Modi arrives in Kashmir today amid shutdown call by separatist leaders
The Majlis Itihad-e-Milat, a group of religious organisations in Jammu and Kashmir, on Thursday cautioned the Centre against any move to create separate settlements for migrant Kashmiri Pandits in the Valley. The group, however, said the Pandits were welcome to return and settle at their ancestral places.
“Kashmiri Pandits are an important part of our society. They are welcome to return to the Valley and settle at their ancestral places or any other place alongside their Muslim brothers.

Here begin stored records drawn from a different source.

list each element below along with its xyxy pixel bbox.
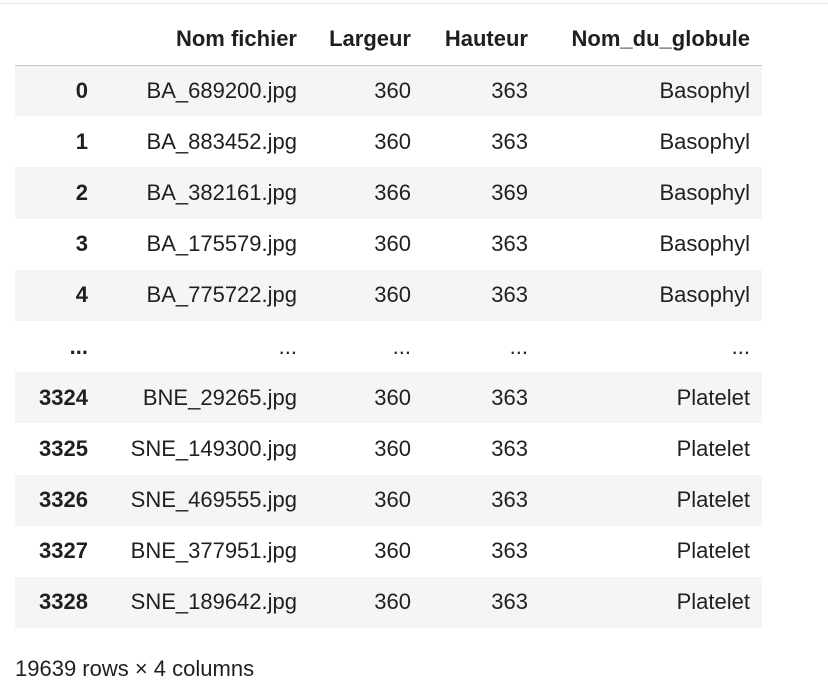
table-row: 1 BA_883452.jpg 360 363 Basophyl bbox=[15, 116, 762, 168]
cell-nom-du-globule: Basophyl bbox=[659, 77, 750, 103]
row-index: 3326 bbox=[39, 487, 88, 513]
cell-nom-du-globule: Platelet bbox=[676, 589, 750, 615]
column-header-nom-du-globule: Nom_du_globule bbox=[571, 26, 750, 52]
cell-hauteur: 363 bbox=[491, 231, 528, 257]
table-row: 3326 SNE_469555.jpg 360 363 Platelet bbox=[15, 474, 762, 526]
cell-nom-du-globule: ... bbox=[731, 333, 750, 359]
column-header-hauteur: Hauteur bbox=[444, 26, 528, 52]
cell-nom-du-globule: Platelet bbox=[676, 384, 750, 410]
cell-nom-fichier: BA_775722.jpg bbox=[146, 282, 297, 308]
cell-nom-du-globule: Platelet bbox=[676, 487, 750, 513]
row-index: ... bbox=[69, 333, 88, 359]
cell-nom-fichier: SNE_189642.jpg bbox=[130, 589, 297, 615]
cell-largeur: 366 bbox=[374, 179, 411, 205]
row-index: 3325 bbox=[39, 435, 88, 461]
table-row: 3325 SNE_149300.jpg 360 363 Platelet bbox=[15, 423, 762, 475]
cell-hauteur: ... bbox=[509, 333, 528, 359]
cell-largeur: ... bbox=[392, 333, 411, 359]
cell-nom-fichier: SNE_469555.jpg bbox=[130, 487, 297, 513]
cell-largeur: 360 bbox=[374, 487, 411, 513]
cell-largeur: 360 bbox=[374, 231, 411, 257]
cell-nom-fichier: BNE_29265.jpg bbox=[142, 384, 297, 410]
dataframe-table: Nom fichier Largeur Hauteur Nom_du_globu… bbox=[15, 14, 762, 629]
header-row: Nom fichier Largeur Hauteur Nom_du_globu… bbox=[15, 14, 762, 65]
cell-largeur: 360 bbox=[374, 435, 411, 461]
cell-nom-fichier: SNE_149300.jpg bbox=[130, 435, 297, 461]
cell-nom-fichier: ... bbox=[278, 333, 297, 359]
cell-nom-du-globule: Basophyl bbox=[659, 282, 750, 308]
cell-hauteur: 363 bbox=[491, 589, 528, 615]
cell-nom-du-globule: Basophyl bbox=[659, 128, 750, 154]
cell-largeur: 360 bbox=[374, 384, 411, 410]
cell-nom-du-globule: Platelet bbox=[676, 538, 750, 564]
column-header-largeur: Largeur bbox=[329, 26, 411, 52]
row-index: 1 bbox=[75, 128, 88, 154]
cell-hauteur: 363 bbox=[491, 384, 528, 410]
cell-nom-du-globule: Platelet bbox=[676, 435, 750, 461]
cell-largeur: 360 bbox=[374, 282, 411, 308]
cell-hauteur: 363 bbox=[491, 435, 528, 461]
table-row: 3327 BNE_377951.jpg 360 363 Platelet bbox=[15, 525, 762, 577]
index-header bbox=[15, 14, 100, 65]
cell-largeur: 360 bbox=[374, 77, 411, 103]
column-header-nom-fichier: Nom fichier bbox=[175, 26, 297, 52]
row-index: 3 bbox=[75, 231, 88, 257]
table-row: 4 BA_775722.jpg 360 363 Basophyl bbox=[15, 269, 762, 321]
cell-largeur: 360 bbox=[374, 128, 411, 154]
row-index: 3327 bbox=[39, 538, 88, 564]
table-row: 0 BA_689200.jpg 360 363 Basophyl bbox=[15, 65, 762, 117]
cell-hauteur: 369 bbox=[491, 179, 528, 205]
row-index: 0 bbox=[75, 77, 88, 103]
cell-nom-fichier: BA_175579.jpg bbox=[146, 231, 297, 257]
cell-nom-fichier: BA_382161.jpg bbox=[146, 179, 297, 205]
table-row: 3 BA_175579.jpg 360 363 Basophyl bbox=[15, 218, 762, 270]
row-index: 3324 bbox=[39, 384, 88, 410]
table-row: 3328 SNE_189642.jpg 360 363 Platelet bbox=[15, 576, 762, 629]
cell-largeur: 360 bbox=[374, 589, 411, 615]
cell-nom-fichier: BA_689200.jpg bbox=[146, 77, 297, 103]
table-row: 2 BA_382161.jpg 366 369 Basophyl bbox=[15, 167, 762, 219]
cell-hauteur: 363 bbox=[491, 128, 528, 154]
cell-nom-fichier: BNE_377951.jpg bbox=[130, 538, 297, 564]
cell-nom-du-globule: Basophyl bbox=[659, 231, 750, 257]
dataframe-output: Nom fichier Largeur Hauteur Nom_du_globu… bbox=[15, 14, 762, 629]
table-row: 3324 BNE_29265.jpg 360 363 Platelet bbox=[15, 372, 762, 424]
dataframe-shape: 19639 rows × 4 columns bbox=[15, 656, 255, 681]
cell-hauteur: 363 bbox=[491, 538, 528, 564]
cell-nom-fichier: BA_883452.jpg bbox=[146, 128, 297, 154]
row-index: 3328 bbox=[39, 589, 88, 615]
cell-hauteur: 363 bbox=[491, 77, 528, 103]
ellipsis-row: ... ... ... ... ... bbox=[15, 320, 762, 373]
cell-nom-du-globule: Basophyl bbox=[659, 179, 750, 205]
cell-hauteur: 363 bbox=[491, 282, 528, 308]
cell-top-edge bbox=[0, 0, 828, 4]
cell-hauteur: 363 bbox=[491, 487, 528, 513]
row-index: 2 bbox=[75, 179, 88, 205]
cell-largeur: 360 bbox=[374, 538, 411, 564]
row-index: 4 bbox=[75, 282, 88, 308]
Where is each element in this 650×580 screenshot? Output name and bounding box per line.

“But the move to create separate settlements for them in the Valley would have serious consequences,” Mufti Bashir-ud-Din, the group’s president, told the media here. Mufti Bashir-ud-Din is also the Grand Mufti of Kashmir.
Besides, the Grand Mufti said, the plan to have a separate settlement for the migrant Pandits — for which 850 hectares of land had been identified — was aimed at dividing the Kashmiri society on religious lines.
He accused the central government of trying to change the demography of the Valley by planning to settle RSS workers in the garb of Kashmiri Pandits under the scheme.
The Mufti’s remarks came on the eve of Prime Minister Narendra Modi’s visit to the Kashmir Valley, which may witness a shutdown called by separatist leaders. This will be Modi’s first visit to J&K since he became the prime minister: his party, the BJP, is bitterly opposed to any special status for Kashmir. Almost all separatist leaders, including Syed Ali Geelani, Mirwaiz Umer Farooq, Muhammad Yasin Malik and Shabir Ahmad Shah, have supported the shutdown call.
Modi will chair a high-level security review meeting at the Badami Bagh headquarters of the Army’s 15th corps in the Valley. He is also to inaugurate a 240 MW hydro-power project in the border town of Uri in Baramulla district. He will earlier fly to Jammu to open a 25-km rail link between Katra and Udhampur. This will directly connect the Mata Vaishno Devi temple with the rest of the country.